Zur Gewährleistung eines störungsfreien Ablaufes waren 50 der insgesamt 170 von Stolpe und Krusche angekündigten kirchlichen Ordnungskräfte eingesetzt.
Als Beobachter der Leitung der Evangelischen Kirche in Berlin-Brandenburg waren abwechselnd Propst Winter8 und Generalsuperintendent Krusche zu den »Blues-Messen« anwesend. Festgestellt wurden ferner Stadtjugendpfarrer Hülsemann, Studentenpfarrer Elmer,9 die Pfarrer Passauer,10 Eppelmann, Pahnke und Wekel,11 weitere kirchliche Mitarbeiter sowie der Leiter der Arbeitsgemeinschaft zur Abwehr von Suchtgefahren (AGAS) im Bereich der Evangelischen Kirche in Berlin-Brandenburg, Wittulski.12
Die »Blues-Messen« wurden von mehreren in der DDR akkreditierten Korrespondenten aus der BRD (u. a. epd, »Neue Ruhrzeitung«, WDR) sowie Mitarbeitern diplomatischer Vertretungen in der DDR (Presseattaché der Ständigen Vertretung der BRD in der DDR, Mitarbeiter der Botschaft der USA) besucht und zu Kontakten mit jugendlichen Teilnehmern genutzt.
Zum Inhalt und Verlauf der »Blues-Messen« wurde dem MfS streng vertraulich bekannt:
Nach bisher vorliegenden Erkenntnissen hielten die Veranstalter an den inhaltlichen Grundaussagen für die ursprünglich am 5. Mai 1985 vorgesehenen »Blues-Messen« fest. Damit wurden die staatlichen Erwartungshaltungen, einen politischen Missbrauch der Veranstaltungen zu verhindern, nicht erfüllt.
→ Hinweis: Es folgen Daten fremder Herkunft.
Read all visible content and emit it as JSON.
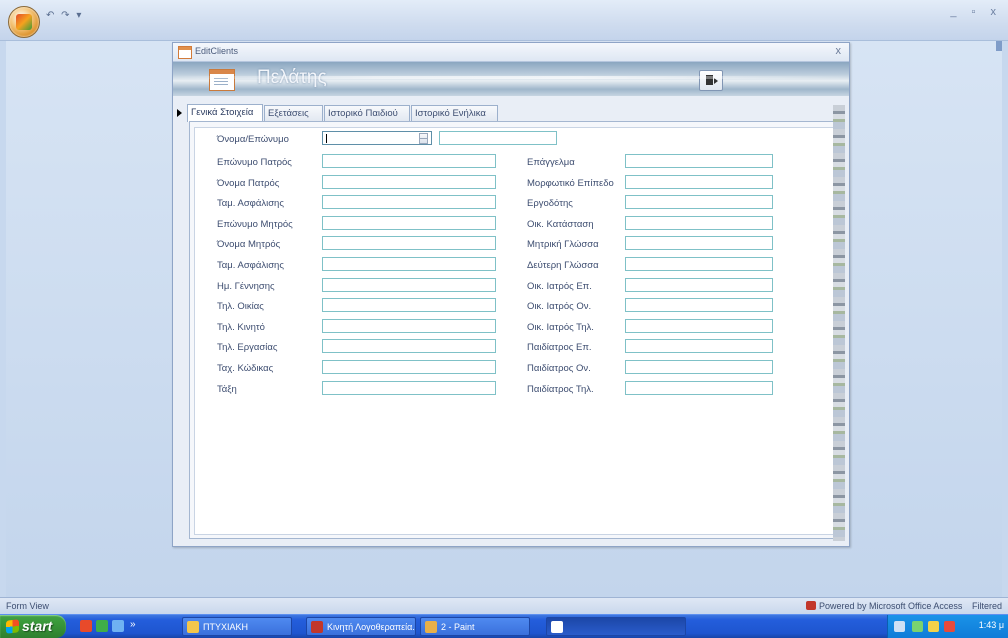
{
  "app": {
    "qat_glyphs": "↶ ↷ ▾",
    "window_controls": "_ ▫ x"
  },
  "form": {
    "window_title": "EditClients",
    "close_glyph": "x",
    "header_title": "Πελάτης",
    "tabs": [
      {
        "label": "Γενικά Στοιχεία",
        "active": true
      },
      {
        "label": "Εξετάσεις",
        "active": false
      },
      {
        "label": "Ιστορικό Παιδιού",
        "active": false
      },
      {
        "label": "Ιστορικό Ενήλικα",
        "active": false
      }
    ],
    "name_label": "Όνομα/Επώνυμο",
    "left_fields": [
      {
        "label": "Επώνυμο Πατρός",
        "value": ""
      },
      {
        "label": "Όνομα Πατρός",
        "value": ""
      },
      {
        "label": "Ταμ. Ασφάλισης",
        "value": ""
      },
      {
        "label": "Επώνυμο Μητρός",
        "value": ""
      },
      {
        "label": "Όνομα Μητρός",
        "value": ""
      },
      {
        "label": "Ταμ. Ασφάλισης",
        "value": ""
      },
      {
        "label": "Ημ. Γέννησης",
        "value": ""
      },
      {
        "label": "Τηλ. Οικίας",
        "value": ""
      },
      {
        "label": "Τηλ. Κινητό",
        "value": ""
      },
      {
        "label": "Τηλ. Εργασίας",
        "value": ""
      },
      {
        "label": "Ταχ. Κώδικας",
        "value": ""
      },
      {
        "label": "Τάξη",
        "value": ""
      }
    ],
    "right_fields": [
      {
        "label": "Επάγγελμα",
        "value": ""
      },
      {
        "label": "Μορφωτικό Επίπεδο",
        "value": ""
      },
      {
        "label": "Εργοδότης",
        "value": ""
      },
      {
        "label": "Οικ. Κατάσταση",
        "value": ""
      },
      {
        "label": "Μητρική Γλώσσα",
        "value": ""
      },
      {
        "label": "Δεύτερη Γλώσσα",
        "value": ""
      },
      {
        "label": "Οικ. Ιατρός Επ.",
        "value": ""
      },
      {
        "label": "Οικ. Ιατρός Ον.",
        "value": ""
      },
      {
        "label": "Οικ. Ιατρός Τηλ.",
        "value": ""
      },
      {
        "label": "Παιδίατρος Επ.",
        "value": ""
      },
      {
        "label": "Παιδίατρος Ον.",
        "value": ""
      },
      {
        "label": "Παιδίατρος Τηλ.",
        "value": ""
      }
    ]
  },
  "status": {
    "view": "Form View",
    "powered": "Powered by Microsoft Office Access",
    "filter": "Filtered"
  },
  "taskbar": {
    "start": "start",
    "overflow": "»",
    "buttons": [
      {
        "label": "ΠΤΥΧΙΑΚΗ",
        "pressed": false
      },
      {
        "label": "Κινητή Λογοθεραπεία...",
        "pressed": false
      },
      {
        "label": "2 - Paint",
        "pressed": false
      },
      {
        "label": "",
        "pressed": true
      }
    ],
    "clock": "1:43 μ"
  },
  "colors": {
    "field_border": "#7fc1c7",
    "label_text": "#3d4d70",
    "taskbar_blue": "#245edc",
    "start_green": "#3a9a3a"
  }
}
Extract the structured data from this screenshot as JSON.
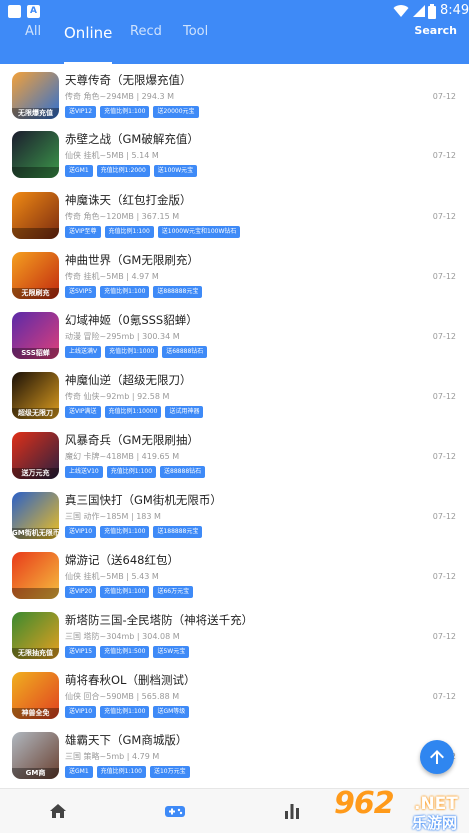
{
  "status_bar": {
    "time": "8:49",
    "icons": [
      "app-icon",
      "a-icon",
      "wifi-icon",
      "signal-icon",
      "battery-icon"
    ]
  },
  "tabs": [
    {
      "label": "All",
      "active": false
    },
    {
      "label": "Online",
      "active": true
    },
    {
      "label": "Recd",
      "active": false
    },
    {
      "label": "Tool",
      "active": false
    }
  ],
  "search_label": "Search",
  "games": [
    {
      "title": "天尊传奇（无限爆充值）",
      "meta": "传奇 角色~294MB | 294.3 M",
      "tags": [
        "送VIP12",
        "充值比例1:100",
        "送20000元宝"
      ],
      "date": "07-12",
      "icon_caption": "无限爆充值",
      "colors": [
        "#f3a13a",
        "#2e6fd1"
      ]
    },
    {
      "title": "赤壁之战（GM破解充值）",
      "meta": "仙侠 挂机~5MB | 5.14 M",
      "tags": [
        "送GM1",
        "充值比例1:2000",
        "送100W元宝"
      ],
      "date": "07-12",
      "icon_caption": "",
      "colors": [
        "#1c1c2e",
        "#3c9a4a"
      ]
    },
    {
      "title": "神魔诛天（红包打金版）",
      "meta": "传奇 角色~120MB | 367.15 M",
      "tags": [
        "送VIP至尊",
        "充值比例1:100",
        "送1000W元宝和100W钻石"
      ],
      "date": "07-12",
      "icon_caption": "",
      "colors": [
        "#f08a14",
        "#7a2a10"
      ]
    },
    {
      "title": "神曲世界（GM无限刷充）",
      "meta": "传奇 挂机~5MB | 4.97 M",
      "tags": [
        "送SVIP5",
        "充值比例1:100",
        "送888888元宝"
      ],
      "date": "07-12",
      "icon_caption": "无限刷充",
      "colors": [
        "#f5a020",
        "#c0280f"
      ]
    },
    {
      "title": "幻域神姬（0氪SSS貂蝉）",
      "meta": "动漫 冒险~295mb | 300.34 M",
      "tags": [
        "上线送满V",
        "充值比例1:1000",
        "送68888钻石"
      ],
      "date": "07-12",
      "icon_caption": "SSS貂蝉",
      "colors": [
        "#5a2aa8",
        "#e0407a"
      ]
    },
    {
      "title": "神魔仙逆（超级无限刀）",
      "meta": "传奇 仙侠~92mb | 92.58 M",
      "tags": [
        "送VIP满送",
        "充值比例1:10000",
        "送试用神器"
      ],
      "date": "07-12",
      "icon_caption": "超级无限刀",
      "colors": [
        "#1a1008",
        "#e0a020"
      ]
    },
    {
      "title": "风暴奇兵（GM无限刷抽）",
      "meta": "魔幻 卡牌~418MB | 419.65 M",
      "tags": [
        "上线送V10",
        "充值比例1:100",
        "送88888钻石"
      ],
      "date": "07-12",
      "icon_caption": "送万元充",
      "colors": [
        "#e03018",
        "#2a2040"
      ]
    },
    {
      "title": "真三国快打（GM街机无限币）",
      "meta": "三国 动作~185M | 183 M",
      "tags": [
        "送VIP10",
        "充值比例1:100",
        "送188888元宝"
      ],
      "date": "07-12",
      "icon_caption": "GM街机无限币",
      "colors": [
        "#2a60c8",
        "#f0c020"
      ]
    },
    {
      "title": "嫦游记（送648红包）",
      "meta": "仙侠 挂机~5MB | 5.43 M",
      "tags": [
        "送VIP20",
        "充值比例1:100",
        "送66万元宝"
      ],
      "date": "07-12",
      "icon_caption": "",
      "colors": [
        "#e83a1a",
        "#f5c040"
      ]
    },
    {
      "title": "新塔防三国-全民塔防（神将送千充）",
      "meta": "三国 塔防~304mb | 304.08 M",
      "tags": [
        "送VIP15",
        "充值比例1:500",
        "送5W元宝"
      ],
      "date": "07-12",
      "icon_caption": "无限抽充值",
      "colors": [
        "#3a8a30",
        "#e8a020"
      ]
    },
    {
      "title": "萌将春秋OL（删档测试）",
      "meta": "仙侠 回合~590MB | 565.88 M",
      "tags": [
        "送VIP10",
        "充值比例1:100",
        "送GM等级"
      ],
      "date": "07-12",
      "icon_caption": "神兽全免",
      "colors": [
        "#f0b020",
        "#e04020"
      ]
    },
    {
      "title": "雄霸天下（GM商城版）",
      "meta": "三国 策略~5mb | 4.79 M",
      "tags": [
        "送GM1",
        "充值比例1:100",
        "送10万元宝"
      ],
      "date": "07-12",
      "icon_caption": "GM商",
      "colors": [
        "#b0b8c0",
        "#6a4030"
      ]
    }
  ],
  "bottom_nav": [
    "home-icon",
    "gamepad-icon",
    "bar-chart-icon"
  ],
  "fab_icon": "arrow-up-icon",
  "watermark": {
    "number": "962",
    "suffix": ".NET",
    "cn": "乐游网"
  },
  "accent_color": "#3e8af7"
}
Obwohl in dem eingangs erwähnten Gespräch mit dem Stellvertreter des Oberbürgermeisters für Inneres der Hauptstadt der DDR, Berlin, Generalsuperintendent Krusche erklärte, die vorgesehenen Texte seien »ausgewogen« und Konsistorialpräsident Stolpe ergänzend feststellte, insgesamt sei diesbezüglich »eine Verbesserung feststellbar«, beinhalteten die verwandten Texte Aussagen, die geeignet sind, das Verhältnis Staat – Kirche zu belasten.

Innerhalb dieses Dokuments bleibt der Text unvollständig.